En 1993, gracias a una beca conferida por la Agencia Española de Cooperación, logré cursar una maestría en Ciencias Jurídicas en la Universidad de Navarra, uno de los mejores centros académicos de España.

Asistí precedido de haber logrado en la Universidad Católica de Guayaquil, la distinción como mejor graduado en la Escuela de Derecho.

Luego de quedar asombrado por la magnífica biblioteca, asistí a mi primera clase, que en realidad fue una especie de conversatorio, dirigida por tres catedráticos y no más de veinte estudiantes, entre los cuales los latinos éramos minoría.

Grande fue mi decepción en esa primera sesión, que trató sobre la aplicabilidad directa de los derechos fundamentales y de su contenido esencial, cuando constaté que durante mi carrera universitaria jamás se me había enseñado nada sobre esos temas, cuya importancia es fundamental en un Estado democrático.

Los ciudadanos somos libres y gozamos de derechos por el solo hecho de existir como personas. En uso de esa libertad delegamos poder al Estado y participamos a través de sus instituciones, para que a través de procesos normados, es decir, sin arbitrariedades, el sistema de libertades pueda ser regulado, en aras de garantizar el bienestar individual y común, así como la convivencia armónica en sociedad. Sin embargo, el ejercicio de ese poder que ha sido delegado no puede restringir ilimitadamente el sistema de libertades. Por ello, el freno a ese poder sin límites, lo constituye esa barrera infranqueable que se denomina el contenido esencial de los derechos fundamentales. Si el contenido esencial, es decir, aquellas características que individualizan y dotan de identidad propia a los derechos, es afectado, el derecho fundamental se desnaturaliza y pierde su eficacia.
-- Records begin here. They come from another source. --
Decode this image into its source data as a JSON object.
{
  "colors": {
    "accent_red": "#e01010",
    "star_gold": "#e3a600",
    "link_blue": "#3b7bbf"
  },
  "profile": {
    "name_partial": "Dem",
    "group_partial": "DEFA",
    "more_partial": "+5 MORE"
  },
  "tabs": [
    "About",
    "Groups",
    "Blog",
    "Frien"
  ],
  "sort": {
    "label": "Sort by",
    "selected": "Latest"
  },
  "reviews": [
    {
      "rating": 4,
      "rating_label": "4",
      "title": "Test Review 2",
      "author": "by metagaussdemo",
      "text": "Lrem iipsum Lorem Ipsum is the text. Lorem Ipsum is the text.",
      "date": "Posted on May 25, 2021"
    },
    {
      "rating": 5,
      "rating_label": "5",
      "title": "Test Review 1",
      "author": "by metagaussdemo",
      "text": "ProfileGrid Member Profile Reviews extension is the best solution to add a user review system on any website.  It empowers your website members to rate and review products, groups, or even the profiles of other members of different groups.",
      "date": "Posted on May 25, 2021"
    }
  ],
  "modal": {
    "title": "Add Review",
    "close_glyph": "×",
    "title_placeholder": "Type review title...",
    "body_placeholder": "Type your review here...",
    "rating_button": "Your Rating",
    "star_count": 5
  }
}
¿Cómo distinguir cuál es el contenido esencial de cada derecho fundamental? Ese era precisamente el contenido de esa primera clase en la cual me sentí absolutamente desubicado y que se sustentaba básicamente en doctrina y precedentes jurisprudenciales.

Estos temas tan trascendentes no se discutían en el Ecuador en aquellos años; de hecho, aún ahora, casi no son enseñados. Ante esta realidad, ¿podemos sentirnos tranquilos con la Ley de Educación Superior que actualmente se prepara y que regulará una materia tan importante para una sociedad?

¿Puede lograrse este debate con altura y sapiencia cuando las discusiones giran más bien respecto de aspectos que si bien son importantes para casos particularizados, no giran en torno a cuál debe ser el límite concreto y en cada caso del Estado respecto de la regulación del derecho fundamental a la educación y fundamentalmente sobre la autonomía universitaria?

El debate sobre el periodo de los rectores, o el cierre de carreras si un número mínimo de estudiantes no aprueba el curso, ¿es suficiente para la reforma universitaria?

¿Afecta al contenido esencial del derecho a la educación universitaria la obligación de vincular los procesos universitarios a los lineamientos de los planes de desarrollo que emanen de cada gobierno de turno?

Lamentablemente, una vez más, el apresuramiento parece ser la tónica del proceso legislativo. ¿Puede algún legislador decirnos con claridad cuál es el contenido esencial del derecho a la educación universitaria, a efectos de que el derecho no quede desnaturalizado y las universidades no se conviertan en un apéndice más de Carondelet?